Referee categories predict mentor evaluations weakly, mostly absorbed by centralized review scores. AI-safety-org refs show a modest positive lift on mentor composite, but the marginal value over centralized review scores is small (joint R² = 0.18 vs review-only R² = 0.18). D3 results.
Research-taste Part 1 and Part 2 are substantially redundant (Spearman ρ ≈ 0.64). Considering simplification to a single-part test for 11.0 could save applicant time without losing much signal. D4 results.
Mentor evaluations are essentially a single "overall quality" factor. PC1 explains 60–70% of variance across cohorts; all four sub-dimensions load positively and evenly. Halo effect is real and consistent. Composite ≈ mean ≈ any individual dimension for predictive purposes. D5 results.
SRP/FRP × mentor-eval correlations are modest (and weaken over cohorts). 7.0: ρ ≈ +0.23; 8.0: +0.11; 9.0: +0.06. The 9.0 FRP rubric is most ambitious but least mentor-aligned — possibly measuring orthogonal program-quality dimensions. SRP/FRP is not a tight proxy for mentor signal. D6 results.

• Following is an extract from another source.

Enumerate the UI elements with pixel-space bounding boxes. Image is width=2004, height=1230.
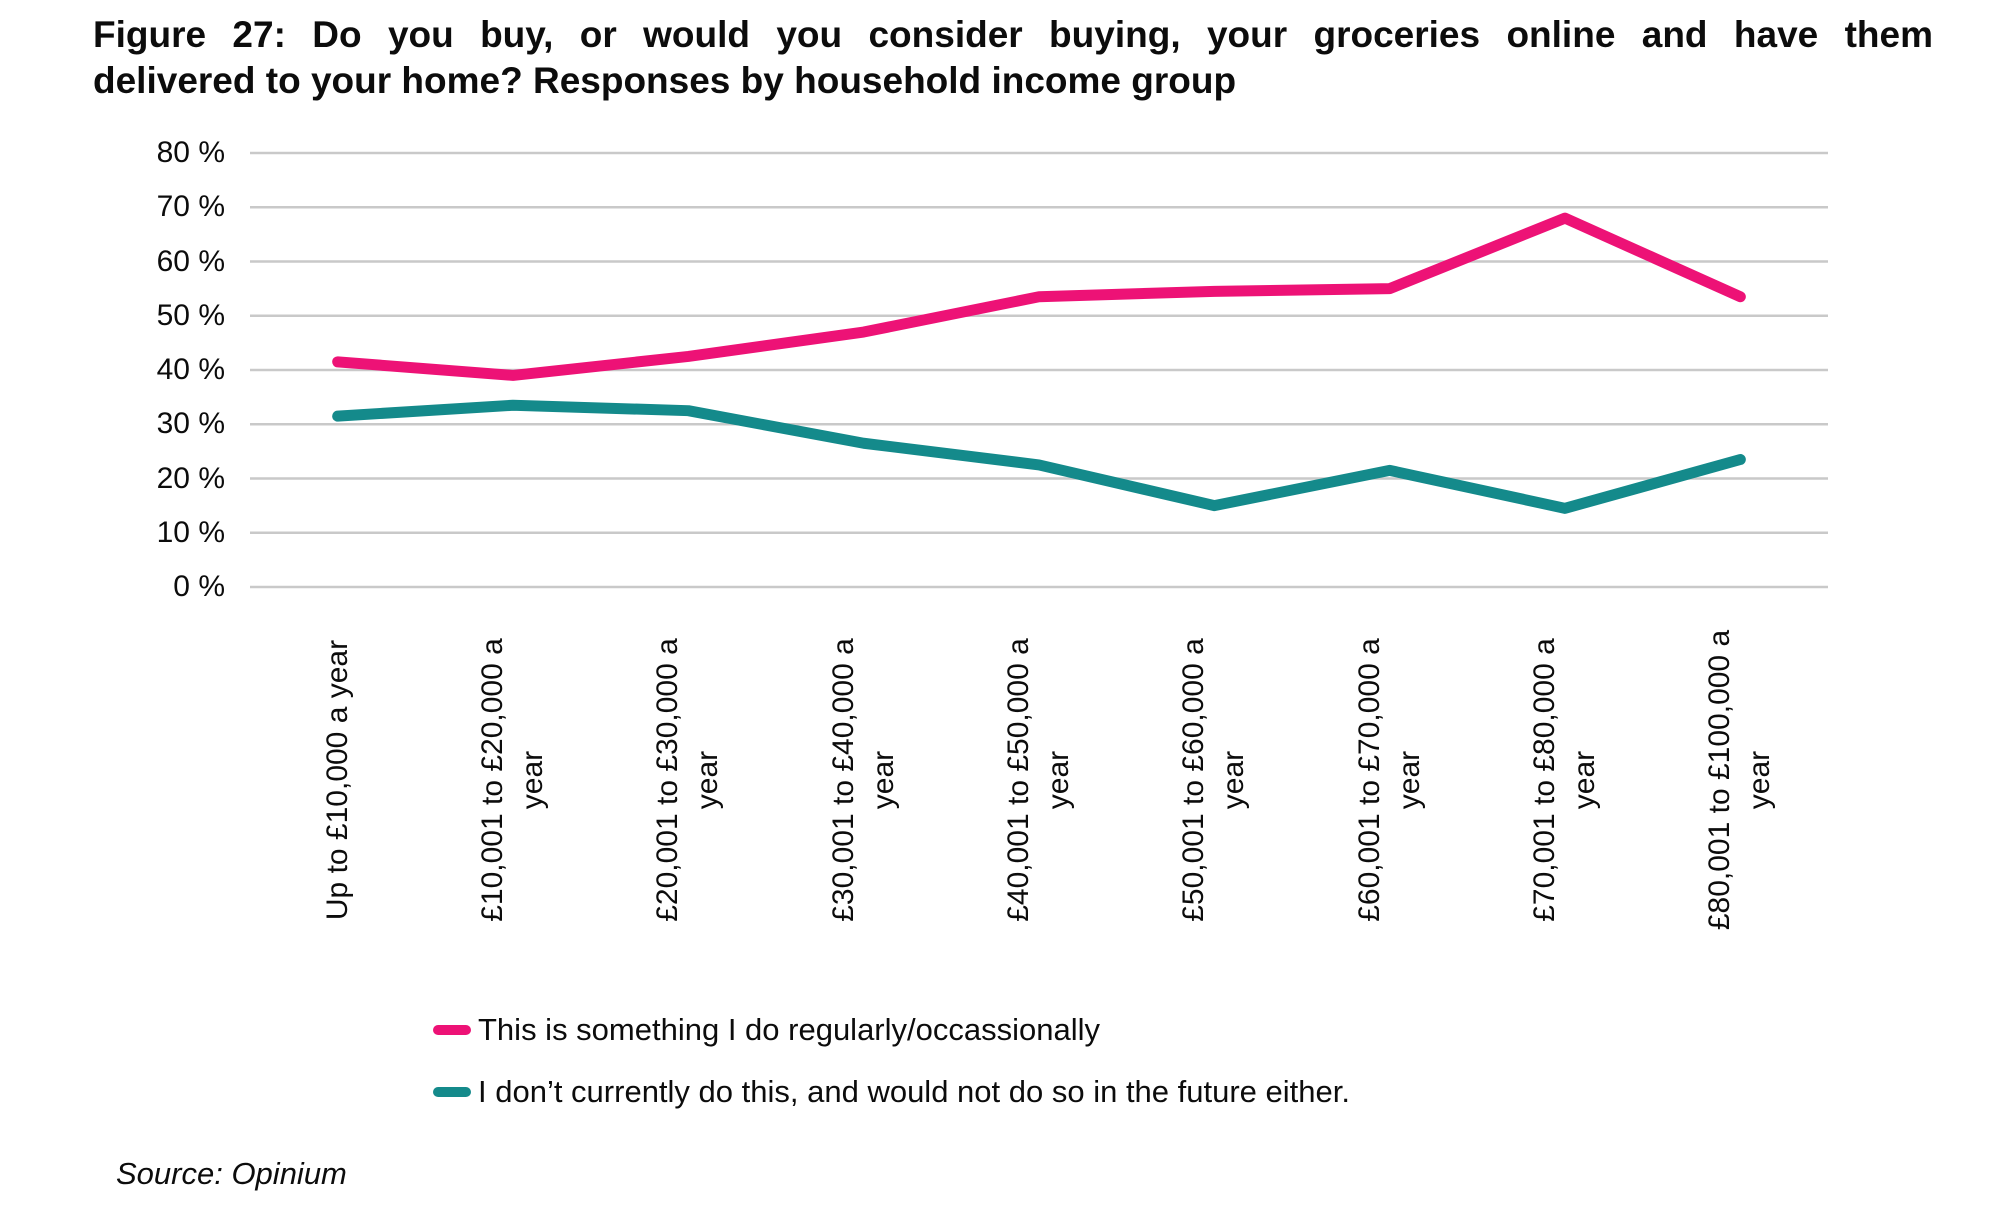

11.0 implications (tentative)

Show Stage-3 reviewers a simple "weak-signal agreement count" as a secondary view alongside the composite (D1). Cheap signal that captures the convergent validity intuition.
Talk to low-consistency streams (D2) — find out whether they're picking up signal the composite misses or ranking idiosyncratically. Per-cluster scoring (per A6) is the obvious follow-up.
Simplify the research-taste test — one part instead of two — based on Part 1 / Part 2 redundancy (D4). Saves applicant time.
Don't try to design dimension-specific predictive rubrics for mentor evaluations (D5). The halo effect means a single composite is what you're predicting, regardless of which dimension you target.
Re-evaluate the FRP rubric (D6) — if it's measuring something orthogonal to mentor signal, decide whether that's intentional (it's measuring program impact, not researcher quality) or whether it's drifted unhelpfully.

Individual reports

Analysis	Question	n
D1 — Convergent validity	Does signal-agreement predict ranking?	~604 Stage-3 empirical
D2 — Stream consistency	How closely does each stream track the composite?	25 streams with ≥5 ranked
D3 — Reference quality (9.0)	Do referee categories predict mentor evals?	86 joined (9.0 only)
D4 — Work test score analysis	Sub-score redundancy? Tier consistency?	394 RT takers, 82 PG takers
D5 — Mentor eval factor structure	One factor or many?	76–106 mentor evals per cohort
D6 — SRP/FRP signal value	Do SRP/FRP scores correlate with mentor evals and publications?	~50–90 per cohort joined

Errors encountered during Part D

None unrecovered. One in-flight: D4's policy/gov "grading tier" field turned out to be a dict containing rationale text, not a clean tier label — switched to comparing overall scores by ranked status instead.